South African photographer Imraan Christian captures regal portraits of the indigenous communities of Cape Town.

South African artist Imraan Christian speaks in poems. He conveys that same prophetic wisdom and aptitude for metaphor in his films and photographs. Christian first garnered attention for his work during the student-led #feesmustfall movement in 2015. The protest was ignited by the announcement of an increase in fees at the University of Witwatersrand, and spread rapidly to other Universities across the country, becoming a broader movement which addressed macro socio-economic and racial inequality in post-Apartheid South Africa. Christian was there on the frontlines as a vigilant photojournalist, capturing violent police intervention and the power of solidarity in resistance. But the images he produced are far beyond what is expected of documentary photography, and their elevated aesthetic turned heads across the nation. Christian established himself as someone able to elegantly merge art and activism, the combination of which forms the backbone of his career.

Recent months have shown Christian moving further, still—into the world of fine art. “I don’t fit in, and that’s a good thing.” says Christian. “I’m hungry to come for these spaces… to disrupt them.” His most recent art exhibition, done in collaboration with Sneaker Lab in Johannesburg, did exactly that. The show rallied a hoard of young creatives who formed a line out the door in anticipation of entry. Christian and supporters effectively transformed a white cube into a bumping club with a packed dance floor. The exhibition turned party is positive foreshadowing for Christian’s mission to inject color, joy and humanity into the otherwise sterile and elitist art world.

The cause for celebration was a photo series called Ma se Kinders, named after a colloquial term of endearment, meaning “mother’s children.” The setting is the fishing village of Hangberg in Cape Town, a place dear to Christian’s heart. “This place is symbolic for me. It’s a community of people who identify as indigenous Khoisan and colored, living on very elite land, with entire ocean views. There’s a huge spirit of resistance there,” says Christian. Under apartheid, Hangberg was a designated a colored residential area under the Group Areas Act, which resulted in the mass forced removal of non-white people from their homes.
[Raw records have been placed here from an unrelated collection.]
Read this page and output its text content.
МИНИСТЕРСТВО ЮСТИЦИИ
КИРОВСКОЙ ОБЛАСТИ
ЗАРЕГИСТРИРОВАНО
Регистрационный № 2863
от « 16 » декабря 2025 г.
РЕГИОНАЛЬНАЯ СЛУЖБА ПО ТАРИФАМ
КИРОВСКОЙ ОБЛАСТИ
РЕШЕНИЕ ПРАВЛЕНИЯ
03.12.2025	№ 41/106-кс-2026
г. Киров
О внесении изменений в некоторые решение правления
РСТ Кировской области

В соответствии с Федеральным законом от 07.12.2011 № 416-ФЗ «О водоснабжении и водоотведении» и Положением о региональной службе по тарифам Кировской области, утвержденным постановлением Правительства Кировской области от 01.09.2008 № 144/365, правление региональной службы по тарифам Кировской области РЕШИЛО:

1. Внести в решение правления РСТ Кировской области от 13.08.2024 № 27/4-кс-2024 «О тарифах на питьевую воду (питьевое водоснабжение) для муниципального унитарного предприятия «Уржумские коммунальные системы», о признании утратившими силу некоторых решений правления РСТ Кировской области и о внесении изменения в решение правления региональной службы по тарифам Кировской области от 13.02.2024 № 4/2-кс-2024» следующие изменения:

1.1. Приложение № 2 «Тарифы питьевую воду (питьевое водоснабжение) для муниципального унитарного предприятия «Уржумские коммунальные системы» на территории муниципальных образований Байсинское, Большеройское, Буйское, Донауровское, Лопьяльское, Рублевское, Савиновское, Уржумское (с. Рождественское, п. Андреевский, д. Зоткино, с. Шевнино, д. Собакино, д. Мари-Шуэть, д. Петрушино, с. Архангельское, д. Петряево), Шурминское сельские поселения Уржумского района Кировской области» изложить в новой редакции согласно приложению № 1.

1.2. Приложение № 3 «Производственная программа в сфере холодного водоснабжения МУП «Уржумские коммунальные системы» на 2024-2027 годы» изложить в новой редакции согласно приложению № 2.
The legacy of the oppressive system continues to contribute to widespread poverty and unemployment; the community has gained a reputation for violence and gangsterism, as a result. Hangberg has also been the sight of frequent political protest and riots, a byproduct of an especially defiant ethos.
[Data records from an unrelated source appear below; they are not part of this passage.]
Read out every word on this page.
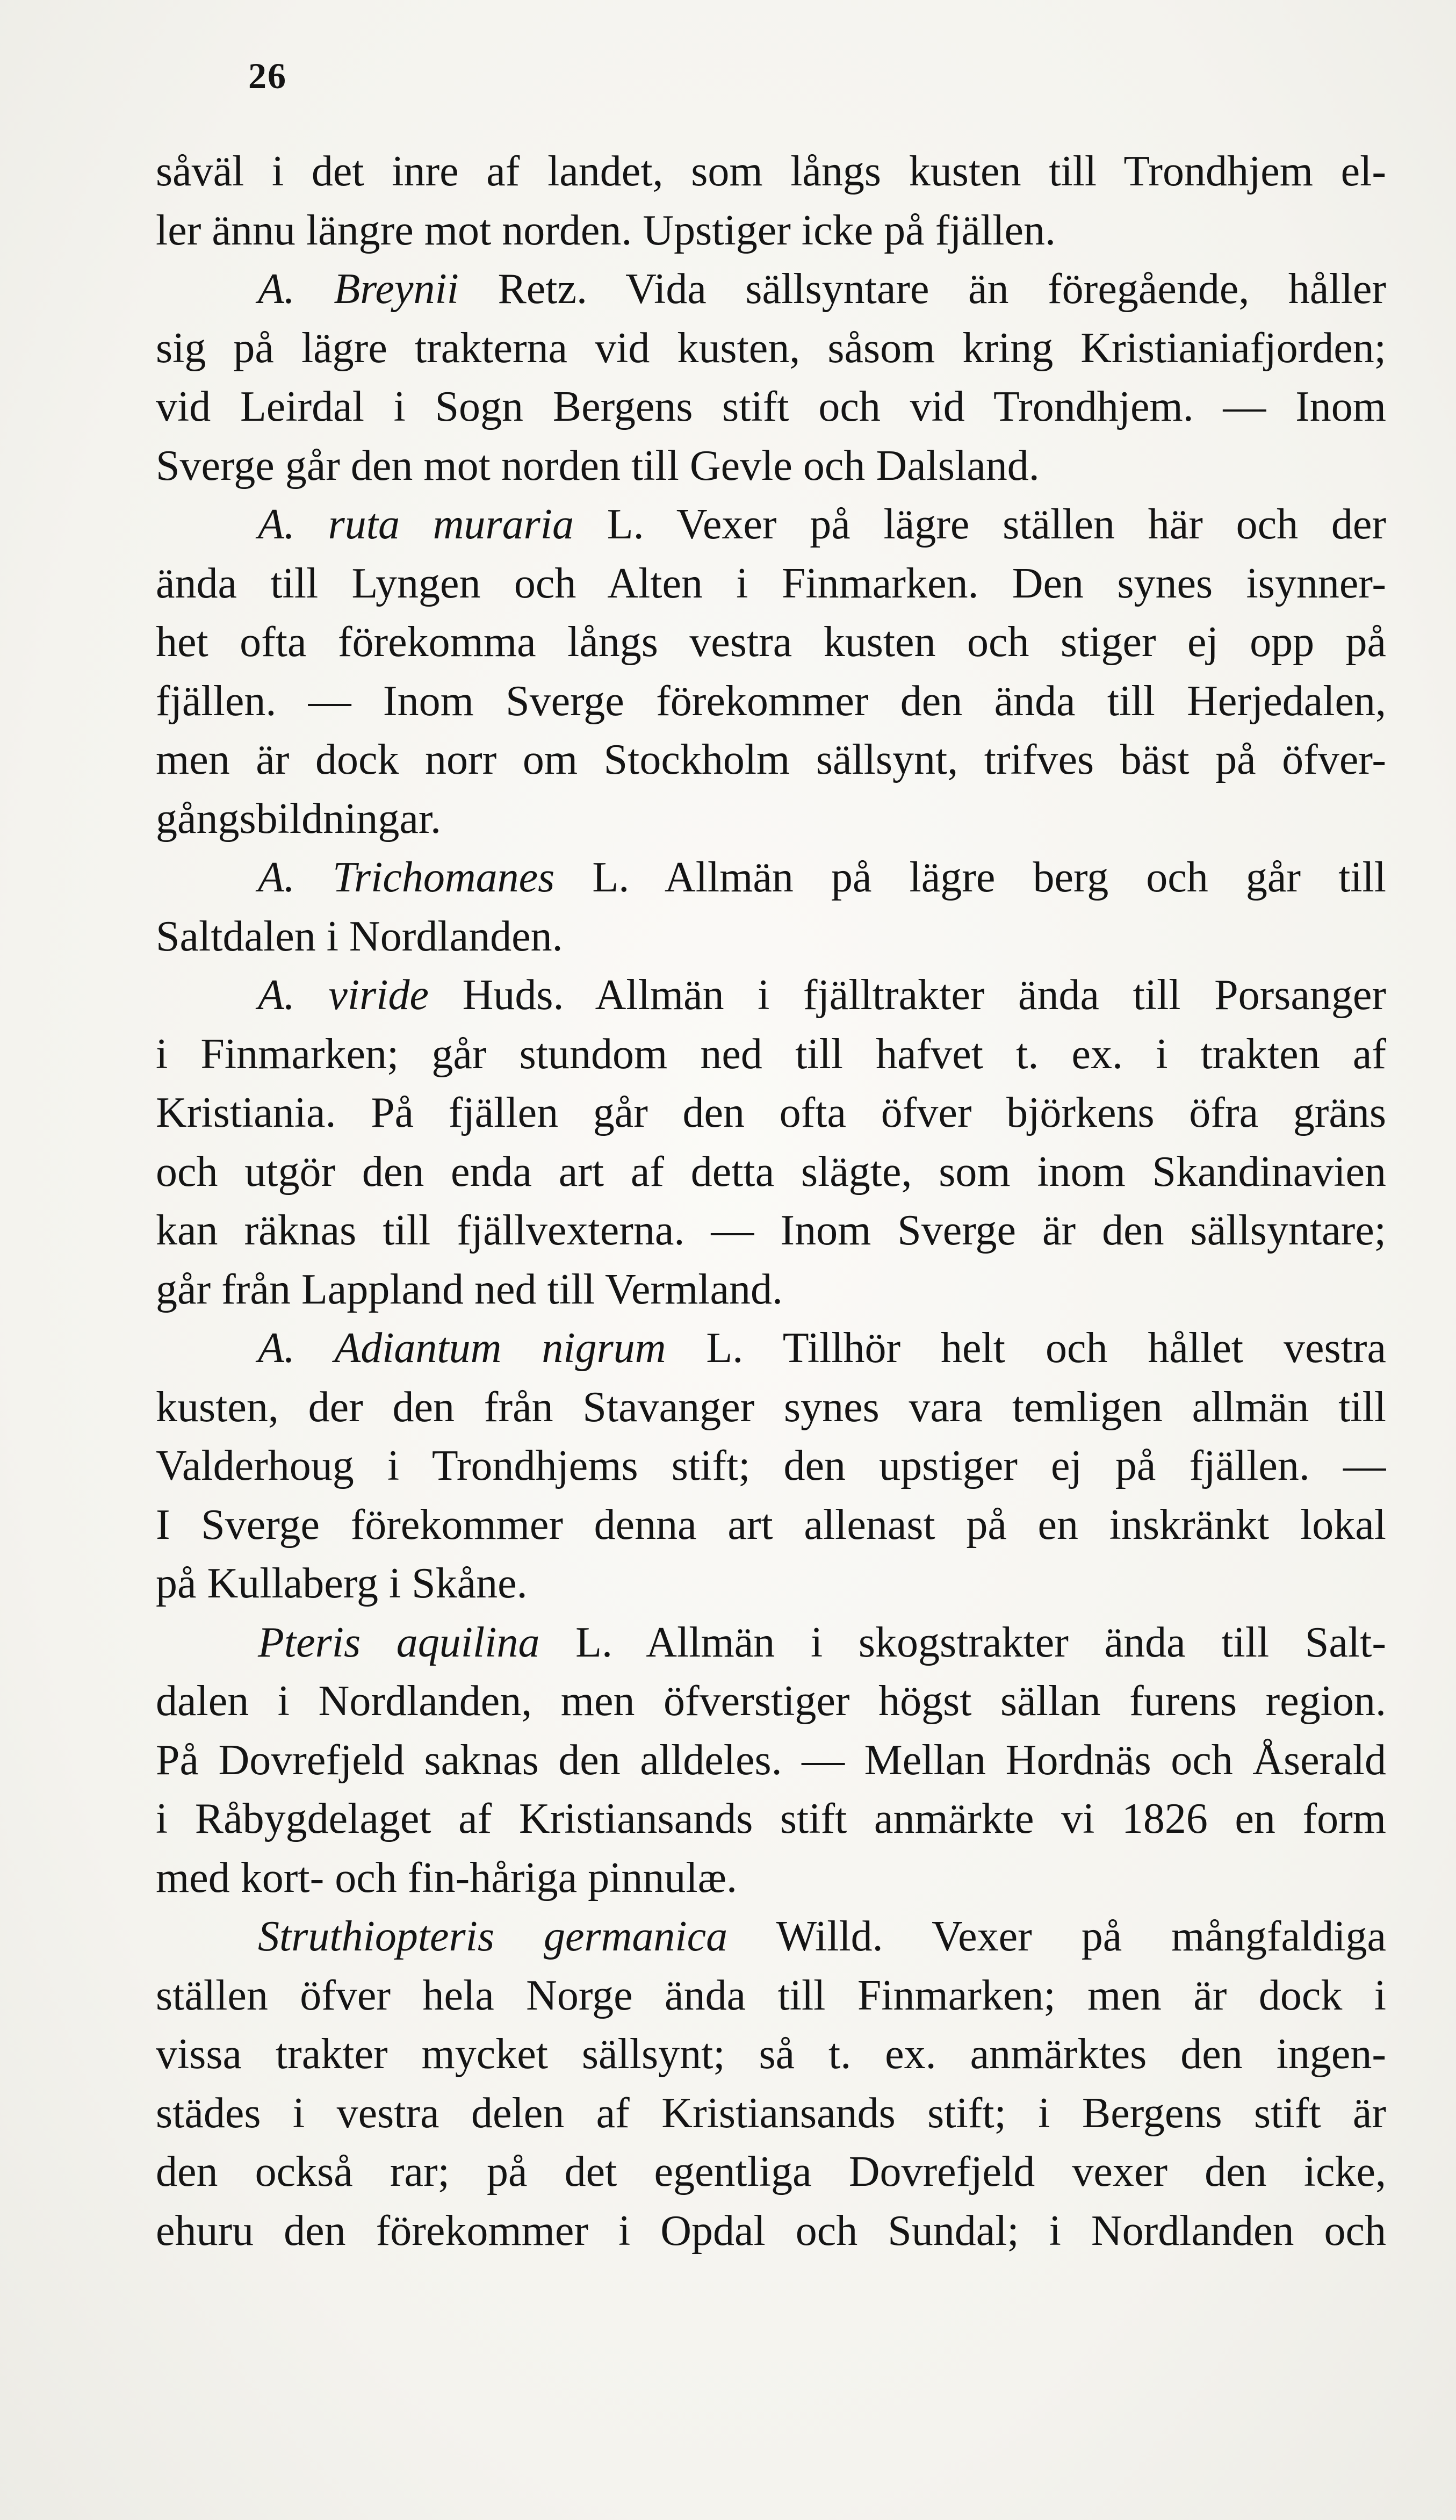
26
såväl i det inre af landet, som långs kusten till Trondhjem el-
ler ännu längre mot norden. Upstiger icke på fjällen.
A. Breynii Retz. Vida sällsyntare än föregående, håller
sig på lägre trakterna vid kusten, såsom kring Kristianiafjorden;
vid Leirdal i Sogn Bergens stift och vid Trondhjem. — Inom
Sverge går den mot norden till Gevle och Dalsland.
A. ruta muraria L. Vexer på lägre ställen här och der
ända till Lyngen och Alten i Finmarken. Den synes isynner-
het ofta förekomma långs vestra kusten och stiger ej opp på
fjällen. — Inom Sverge förekommer den ända till Herjedalen,
men är dock norr om Stockholm sällsynt, trifves bäst på öfver-
gångsbildningar.
A. Trichomanes L. Allmän på lägre berg och går till
Saltdalen i Nordlanden.
A. viride Huds. Allmän i fjälltrakter ända till Porsanger
i Finmarken; går stundom ned till hafvet t. ex. i trakten af
Kristiania. På fjällen går den ofta öfver björkens öfra gräns
och utgör den enda art af detta slägte, som inom Skandinavien
kan räknas till fjällvexterna. — Inom Sverge är den sällsyntare;
går från Lappland ned till Vermland.
A. Adiantum nigrum L. Tillhör helt och hållet vestra
kusten, der den från Stavanger synes vara temligen allmän till
Valderhoug i Trondhjems stift; den upstiger ej på fjällen. —
I Sverge förekommer denna art allenast på en inskränkt lokal
på Kullaberg i Skåne.
Pteris aquilina L. Allmän i skogstrakter ända till Salt-
dalen i Nordlanden, men öfverstiger högst sällan furens region.
På Dovrefjeld saknas den alldeles. — Mellan Hordnäs och Åserald
i Råbygdelaget af Kristiansands stift anmärkte vi 1826 en form
med kort- och fin-håriga pinnulæ.
Struthiopteris germanica Willd. Vexer på mångfaldiga
ställen öfver hela Norge ända till Finmarken; men är dock i
vissa trakter mycket sällsynt; så t. ex. anmärktes den ingen-
städes i vestra delen af Kristiansands stift; i Bergens stift är
den också rar; på det egentliga Dovrefjeld vexer den icke,
ehuru den förekommer i Opdal och Sundal; i Nordlanden och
“A lot of my work was shot in the hood, for the last four years—in Cape Flats and generally in the roughest places. Ma se Kinders is a response to my time spent there, a reaction to the strength that I saw. I wanted to pay tribute to our mothers and grandmothers, who have upheld the hood, with love, since the beginning of time,” says Christian. This homage to matriarchal pillars transforms scenes of daily life into dreamscapes and Hangberg into the heavenly. Locals are portrayed as mythical beings, the protagonists of a narrative that deviates in aesthetic and tone from the typical representation of “the hood” in popular culture—a dark place that a male lead must battle to overcome or rather that he succumbs to. Christian’s work asserts that tales told here needn’t always be of struggle, they can also be of beauty. “With Ma se Kinders we reclaim the power to explore not only our challenges, but also our triumphs. Our mothers and out children,” he explains.
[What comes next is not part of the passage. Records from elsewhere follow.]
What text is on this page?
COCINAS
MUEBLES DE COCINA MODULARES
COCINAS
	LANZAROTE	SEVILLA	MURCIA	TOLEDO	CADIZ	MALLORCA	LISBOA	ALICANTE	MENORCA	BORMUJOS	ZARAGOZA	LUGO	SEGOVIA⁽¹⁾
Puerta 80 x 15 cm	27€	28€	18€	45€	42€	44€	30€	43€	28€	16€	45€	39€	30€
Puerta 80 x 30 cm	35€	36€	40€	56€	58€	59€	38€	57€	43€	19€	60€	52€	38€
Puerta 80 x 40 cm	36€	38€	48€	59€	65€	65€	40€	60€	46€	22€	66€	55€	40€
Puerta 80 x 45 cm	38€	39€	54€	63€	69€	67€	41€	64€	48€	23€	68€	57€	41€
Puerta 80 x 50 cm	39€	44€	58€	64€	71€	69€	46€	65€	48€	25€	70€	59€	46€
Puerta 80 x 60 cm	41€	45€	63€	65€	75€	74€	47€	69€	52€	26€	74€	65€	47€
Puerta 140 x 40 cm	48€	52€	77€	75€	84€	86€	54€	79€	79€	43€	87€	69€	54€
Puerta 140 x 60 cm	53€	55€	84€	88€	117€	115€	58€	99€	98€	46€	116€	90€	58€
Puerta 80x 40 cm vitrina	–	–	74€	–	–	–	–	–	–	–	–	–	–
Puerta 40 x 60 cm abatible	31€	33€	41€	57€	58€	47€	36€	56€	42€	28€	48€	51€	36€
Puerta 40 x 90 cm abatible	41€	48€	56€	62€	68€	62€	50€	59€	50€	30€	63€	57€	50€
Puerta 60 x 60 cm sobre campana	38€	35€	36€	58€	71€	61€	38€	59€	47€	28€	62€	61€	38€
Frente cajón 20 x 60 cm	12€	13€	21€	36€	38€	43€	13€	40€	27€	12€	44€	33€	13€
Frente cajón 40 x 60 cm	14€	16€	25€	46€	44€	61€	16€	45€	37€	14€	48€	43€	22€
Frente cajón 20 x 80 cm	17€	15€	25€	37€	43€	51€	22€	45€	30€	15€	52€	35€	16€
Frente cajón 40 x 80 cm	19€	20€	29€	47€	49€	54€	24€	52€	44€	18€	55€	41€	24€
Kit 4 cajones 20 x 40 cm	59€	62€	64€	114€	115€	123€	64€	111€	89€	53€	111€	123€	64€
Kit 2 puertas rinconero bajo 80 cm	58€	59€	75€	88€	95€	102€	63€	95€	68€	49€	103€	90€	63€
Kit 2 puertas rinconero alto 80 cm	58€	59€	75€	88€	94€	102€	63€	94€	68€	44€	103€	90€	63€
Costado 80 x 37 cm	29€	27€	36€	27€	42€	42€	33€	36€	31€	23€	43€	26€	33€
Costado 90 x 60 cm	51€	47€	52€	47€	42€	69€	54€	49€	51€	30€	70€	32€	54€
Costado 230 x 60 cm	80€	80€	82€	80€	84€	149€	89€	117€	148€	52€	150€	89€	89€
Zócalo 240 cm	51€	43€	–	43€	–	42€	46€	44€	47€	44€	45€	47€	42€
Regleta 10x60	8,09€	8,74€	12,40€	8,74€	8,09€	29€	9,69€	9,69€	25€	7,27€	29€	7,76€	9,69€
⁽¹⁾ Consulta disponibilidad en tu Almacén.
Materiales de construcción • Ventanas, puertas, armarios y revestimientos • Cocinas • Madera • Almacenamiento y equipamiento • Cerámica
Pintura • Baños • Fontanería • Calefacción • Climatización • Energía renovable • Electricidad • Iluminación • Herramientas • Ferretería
The striking intimacy in the portraits is a product of understanding both his subjects and their circumstances. “I’m also from the hood, not this hood, but Grassy Park, just south. So hood language and hood energy is part of my own foundation,” Christian says. Before Ma se Kinders, he spent two years working with youth outreach programs, offering opportunities and training within the arts sectors to the kids of Hout Bay (which includes Hangberg). “I made myself part of the roots of the community, before I could extrapolate that energy and transform it,” says Christian. He met the his young subjects through these arts outreach programs, and has built genuine relationships with them over time. “I know their parents, their aunties and their grandmothers. They’re like my real brothers and sisters”. Christian’s insider status is conveyed in the subjects’ calm and comfortable aura. This visible trust has allowed Christian to explore gender as a spectrum and to capture the feminine energy that exists in the Hangberg community, regardless of gender. Although the work is of a personal nature and tied to a nuclear place, it’s by no means limited in its reach. “These are the original people. The world started here. The stories I’m telling are universal because we live in a country called Earth,” says Christian.  

Christian’s transition from realist to futurist is the mark of an inner transformation. “I wouldn’t say my early work is reactionary, but I did have a lot of stuff to get off my chest. It allowed me to come to terms with this place and time that I exist in, Cape Town in the 21st century. But now I finally feel free to create in this more fantastical realm,” says Christian. His career began with a sense of urgency, a need to document the realities of South Africa’s glaring inequalities and injustices. Now, Christian confronts those same realities with fresh narratives, that add nuance, humanity, and truth to the portrayal of under and inaccurately represented communities. “The last four years I spent decolonizing. Now I’m colonizing,” he explains. “I’m putting forward ideas that aren’t reacting to the last 400 years, they’re engaging with the last 4000.”